Imagine being a 65-year-old retiree getting pulled over for speeding. People get pulled over for speeding everyday, so that’s not totally out of the ordinary. What is out of the ordinary is that when you pull out your wallet, the cop suddenly asks you get out of the car for the safety of the officer. You see, inside your wallet is a concealed carry permit – and as we all know, all criminals legally registered their weapons before committing a crime.
As you step outside the vehicle, the officer notices a a rock-like substance on the floor. The officer gets suspicious, and you let him know that you were indulging in the ritualistic consumption of a Krispy Kreme donuts earlier – that little pebble is just the residue of the sugary goodness.
The officer doesn’t buy it. No, the officer believer that not only are you lying about what the pebble is, but that it is in point of fact amphetamines. The officer then pulls out a testing kit, and states that it indicates that the donuts dust is crystal meth.
The officer then decides to arrest you for possessing meth “with a weapon” (your legally carried handgun), which made your third-degree felony, punishable by up to five years in prison, into a second-degree felony, punishable by up to 15 years in prison.
This story isn’t the work of the imagination of a crazed anti-cop journalist, but is actually the story of Daniel Rushing.
As reported by the Orlando Sentinel, Daniel Rushing was handcuffed and taken to the county jail, where he was strip-searched and locked up for 10 hours before being released on $2,500 bail.
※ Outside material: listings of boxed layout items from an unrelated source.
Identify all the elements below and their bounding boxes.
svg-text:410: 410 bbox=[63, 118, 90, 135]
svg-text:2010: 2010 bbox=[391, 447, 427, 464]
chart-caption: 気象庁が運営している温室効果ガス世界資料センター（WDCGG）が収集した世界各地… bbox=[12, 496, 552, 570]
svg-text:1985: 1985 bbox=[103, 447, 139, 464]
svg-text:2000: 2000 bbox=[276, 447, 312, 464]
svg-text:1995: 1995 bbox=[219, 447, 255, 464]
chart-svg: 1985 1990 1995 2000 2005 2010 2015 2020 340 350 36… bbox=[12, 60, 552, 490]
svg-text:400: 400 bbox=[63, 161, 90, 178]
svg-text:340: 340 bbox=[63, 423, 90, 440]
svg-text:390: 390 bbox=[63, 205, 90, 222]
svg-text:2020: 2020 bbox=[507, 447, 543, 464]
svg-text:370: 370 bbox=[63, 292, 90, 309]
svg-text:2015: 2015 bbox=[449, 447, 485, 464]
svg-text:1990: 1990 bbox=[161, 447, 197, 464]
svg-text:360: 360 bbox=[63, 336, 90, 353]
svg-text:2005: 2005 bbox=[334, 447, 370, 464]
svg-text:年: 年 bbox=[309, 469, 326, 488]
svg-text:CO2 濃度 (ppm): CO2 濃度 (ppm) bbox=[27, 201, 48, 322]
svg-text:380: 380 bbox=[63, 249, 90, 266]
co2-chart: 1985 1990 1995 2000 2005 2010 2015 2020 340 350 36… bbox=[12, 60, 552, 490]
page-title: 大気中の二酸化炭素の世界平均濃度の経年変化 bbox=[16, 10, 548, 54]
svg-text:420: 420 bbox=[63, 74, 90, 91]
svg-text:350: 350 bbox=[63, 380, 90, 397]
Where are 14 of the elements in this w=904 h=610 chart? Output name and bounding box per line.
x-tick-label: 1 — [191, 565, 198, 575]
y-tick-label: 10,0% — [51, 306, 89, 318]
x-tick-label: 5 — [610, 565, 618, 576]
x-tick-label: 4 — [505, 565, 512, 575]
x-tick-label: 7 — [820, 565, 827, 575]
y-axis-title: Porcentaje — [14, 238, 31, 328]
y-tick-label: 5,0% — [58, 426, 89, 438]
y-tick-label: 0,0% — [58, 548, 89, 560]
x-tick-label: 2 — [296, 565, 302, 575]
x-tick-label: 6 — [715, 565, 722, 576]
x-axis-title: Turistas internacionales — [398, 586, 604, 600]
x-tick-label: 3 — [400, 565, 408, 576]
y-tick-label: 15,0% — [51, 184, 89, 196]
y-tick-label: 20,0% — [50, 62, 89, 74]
Three days later, after a lab test found no illegal substance in the evidence recovered by Riggs-Hopkins, the charges against Rushing were dropped. The lab test was not specific enough to identify which brand of donut the glaze came from, so we’ll just have to take Rushing’s word that it was indeed a Krispy Kreme.
Rushing told the Sentinel he had tried to start a security business but could not find work because “people go online and see that you’ve been arrested.” The Orlando Police Department (OPD) initially defended the arrest. But according to the Sentinel, the OPD “ended up training more than 730 officers on how to properly use the field test kits,” and “Riggs-Hopkins was given a written reprimand for making an improper arrest.”
The city of Orlando ended up giving Rushing $37,500 to settle a law suit against them.
In addition to the city of Orlando, Rushing sued the Safariland Group, which made the test kit used by the officer. Although the OPD evidently attributes the two false positives that preceded Rushing’s arrest to the officer’s inept performance of the drug test, such field kits are notoriously unreliable and may react to a wide range of legal substances. Faulty field tests were at the center of a 2012 Kansas marijuana raid triggered by loose tea, a case that last summer resulted in a rebuke by a federal appeals court panel. One of the judges faulted “junk science” as well as “an incompetent investigation” and a thirst for publicity.